Wie einst Landeskarten entstanden, darüber haben wir hier bereits einmal berichtet. Nun hat Christoph Eidenbenz zusammen mit Sigi Heggli und Erich Gubler diese zwei Comet-Reportagen (Com_LC0374 und Com_L20-0307) überarbeitet. Schritt für Schritt erklärt uns Christoph Eidenbenz, wie man früher die Landeskarten bei der Eidgenössischen Landestopographie in Wabern bei Bern herstellte. Dazu befragte er mehrere ehemalige Mitarbeiter und Fachexperten. Mit diesen neuen Hintergrundinformationen ist jetzt ein spannender Bildroman über ein ausgestorbenes Hochpräzisions-Handwerk entstanden. Lesen Sie selbst!
Die Herstellung von Luftaufnahmen
Startbereit zum Aufnahmeflug
Rechts sitzt der Navigator am Navigationsfernrohr mit der Karte, auf der die Fluglinien eingezeichnet sind. Über Funk gibt er dem Piloten entsprechende Weisungen, dass die Linien genau angeflogen und verfolgt werden. Links sitzt der Kameraoperateur, der im Kamera-Sichtfenster mit einer optischen Steuerung und der vorgewählten Bildüberlappung (60 bis 90 %) die automatische Auslösung der Bilder regelt. So entstehen Aufnahmeserien, die paarweise stereoskopisch, d. h. 3D betrachtet werden können.
Flughöhe
Der Massstab der Luftaufnahmen wurde bei Nachführungsflügen dem Kartenmassstab 1:25‘000 angepasst. Das ergibt bei einer Brennweite der Kamera von 153 mm eine mittlere Flughöhe von 3800 m über Grund. In einem Flugzeug ohne Druckkabine mussten in Höhen über 3000 m ü. M. Sauerstoffmasken getragen werden. Keine Erleichterung der Aufgabe! Dazu das Titelbild: vorne rechts der Pilot, daneben der Mechaniker.

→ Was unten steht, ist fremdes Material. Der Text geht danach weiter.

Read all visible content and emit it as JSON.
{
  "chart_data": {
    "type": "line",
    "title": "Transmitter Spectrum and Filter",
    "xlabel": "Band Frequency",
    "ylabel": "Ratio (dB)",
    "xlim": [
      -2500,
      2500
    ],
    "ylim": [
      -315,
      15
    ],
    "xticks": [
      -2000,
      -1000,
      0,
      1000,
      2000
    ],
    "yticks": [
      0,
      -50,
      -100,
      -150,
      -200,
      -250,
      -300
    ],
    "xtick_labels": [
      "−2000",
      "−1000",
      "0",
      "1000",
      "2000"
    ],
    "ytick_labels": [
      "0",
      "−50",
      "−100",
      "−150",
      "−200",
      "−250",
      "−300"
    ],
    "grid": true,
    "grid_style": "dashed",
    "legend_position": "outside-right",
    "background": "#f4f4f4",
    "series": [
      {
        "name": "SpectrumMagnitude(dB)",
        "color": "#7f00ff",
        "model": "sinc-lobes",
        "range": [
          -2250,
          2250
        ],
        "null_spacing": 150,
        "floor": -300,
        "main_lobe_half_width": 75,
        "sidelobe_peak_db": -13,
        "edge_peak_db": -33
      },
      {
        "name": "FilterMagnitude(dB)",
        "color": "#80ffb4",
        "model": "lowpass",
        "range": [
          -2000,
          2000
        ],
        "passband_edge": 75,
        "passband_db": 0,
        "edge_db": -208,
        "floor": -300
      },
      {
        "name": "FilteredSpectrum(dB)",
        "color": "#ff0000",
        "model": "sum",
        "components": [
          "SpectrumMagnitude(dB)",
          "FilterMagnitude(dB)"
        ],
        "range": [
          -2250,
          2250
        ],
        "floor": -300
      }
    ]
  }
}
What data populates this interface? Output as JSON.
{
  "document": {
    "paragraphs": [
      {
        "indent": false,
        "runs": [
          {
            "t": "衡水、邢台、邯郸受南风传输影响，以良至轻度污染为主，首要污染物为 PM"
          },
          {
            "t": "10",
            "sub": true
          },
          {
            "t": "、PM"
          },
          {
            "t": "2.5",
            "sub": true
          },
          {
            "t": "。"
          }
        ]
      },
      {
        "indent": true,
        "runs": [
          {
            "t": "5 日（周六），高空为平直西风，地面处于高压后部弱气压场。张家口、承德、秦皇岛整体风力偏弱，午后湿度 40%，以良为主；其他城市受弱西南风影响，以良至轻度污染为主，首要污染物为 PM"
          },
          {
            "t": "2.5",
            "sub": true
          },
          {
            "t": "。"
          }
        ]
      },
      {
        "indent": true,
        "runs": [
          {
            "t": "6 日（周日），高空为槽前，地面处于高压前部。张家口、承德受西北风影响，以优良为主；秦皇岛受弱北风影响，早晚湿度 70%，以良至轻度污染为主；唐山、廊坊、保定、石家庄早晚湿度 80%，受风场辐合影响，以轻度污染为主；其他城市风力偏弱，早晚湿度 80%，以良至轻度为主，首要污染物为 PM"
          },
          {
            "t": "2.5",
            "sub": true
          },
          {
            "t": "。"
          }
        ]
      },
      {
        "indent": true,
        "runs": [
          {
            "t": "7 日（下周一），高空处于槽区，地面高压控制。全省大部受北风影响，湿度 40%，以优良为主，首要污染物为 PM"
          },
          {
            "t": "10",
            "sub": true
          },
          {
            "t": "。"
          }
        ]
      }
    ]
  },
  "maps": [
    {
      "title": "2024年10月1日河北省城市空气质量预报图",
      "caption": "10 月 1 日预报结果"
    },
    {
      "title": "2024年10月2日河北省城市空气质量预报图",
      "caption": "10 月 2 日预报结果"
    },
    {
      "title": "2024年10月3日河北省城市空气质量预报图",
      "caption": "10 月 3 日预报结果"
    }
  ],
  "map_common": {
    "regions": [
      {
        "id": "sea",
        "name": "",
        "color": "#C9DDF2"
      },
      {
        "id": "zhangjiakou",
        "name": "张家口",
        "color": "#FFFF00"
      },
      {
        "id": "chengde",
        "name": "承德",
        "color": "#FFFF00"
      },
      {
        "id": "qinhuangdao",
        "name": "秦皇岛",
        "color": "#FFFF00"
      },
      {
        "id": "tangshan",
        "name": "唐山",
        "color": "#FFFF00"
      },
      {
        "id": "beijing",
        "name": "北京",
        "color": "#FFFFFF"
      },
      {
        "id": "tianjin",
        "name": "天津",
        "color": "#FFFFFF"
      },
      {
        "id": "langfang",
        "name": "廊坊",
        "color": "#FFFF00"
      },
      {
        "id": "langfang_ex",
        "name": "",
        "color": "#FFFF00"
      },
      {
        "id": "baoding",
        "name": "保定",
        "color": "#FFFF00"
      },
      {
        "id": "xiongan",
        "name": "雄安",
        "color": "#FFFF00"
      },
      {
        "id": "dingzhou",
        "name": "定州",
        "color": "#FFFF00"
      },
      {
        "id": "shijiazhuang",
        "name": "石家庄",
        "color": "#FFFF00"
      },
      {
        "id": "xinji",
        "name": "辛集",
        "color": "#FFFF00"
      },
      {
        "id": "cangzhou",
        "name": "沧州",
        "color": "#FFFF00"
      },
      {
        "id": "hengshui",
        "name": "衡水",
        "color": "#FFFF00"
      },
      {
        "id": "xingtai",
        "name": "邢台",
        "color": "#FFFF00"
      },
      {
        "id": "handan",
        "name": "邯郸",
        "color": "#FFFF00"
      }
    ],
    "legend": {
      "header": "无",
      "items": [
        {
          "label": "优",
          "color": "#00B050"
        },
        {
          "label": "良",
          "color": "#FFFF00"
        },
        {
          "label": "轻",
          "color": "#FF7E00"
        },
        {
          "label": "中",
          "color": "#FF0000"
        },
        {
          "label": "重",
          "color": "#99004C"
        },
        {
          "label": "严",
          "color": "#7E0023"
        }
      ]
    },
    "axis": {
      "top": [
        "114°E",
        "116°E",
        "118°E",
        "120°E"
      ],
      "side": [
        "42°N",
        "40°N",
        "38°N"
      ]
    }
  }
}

Kamera und Navigationsfernrohr
Links ist die drehbar auf einer Platte gelagerte Kamera WILD RC8 sichtbar. Die Aufnahmen werden durch eine Öffnung im Flugzeugboden gemacht. Verwendet wurden schwarz/weisse Fliegerfilme von 23 cm Breite und bis zu 100 m Länge. Links oben befindet sich die Steuerungseinheit. Rechts ist das Navigationsfernrohr installiert. Es öffnet einen Blick senkrecht nach unten und erlaubt die Fluglinie anhand von auf der Karte eingezeichneten Elemente (Häuser, Strassenkreuzungen, Waldecken usw.) zu verfolgen und zu kontrollieren.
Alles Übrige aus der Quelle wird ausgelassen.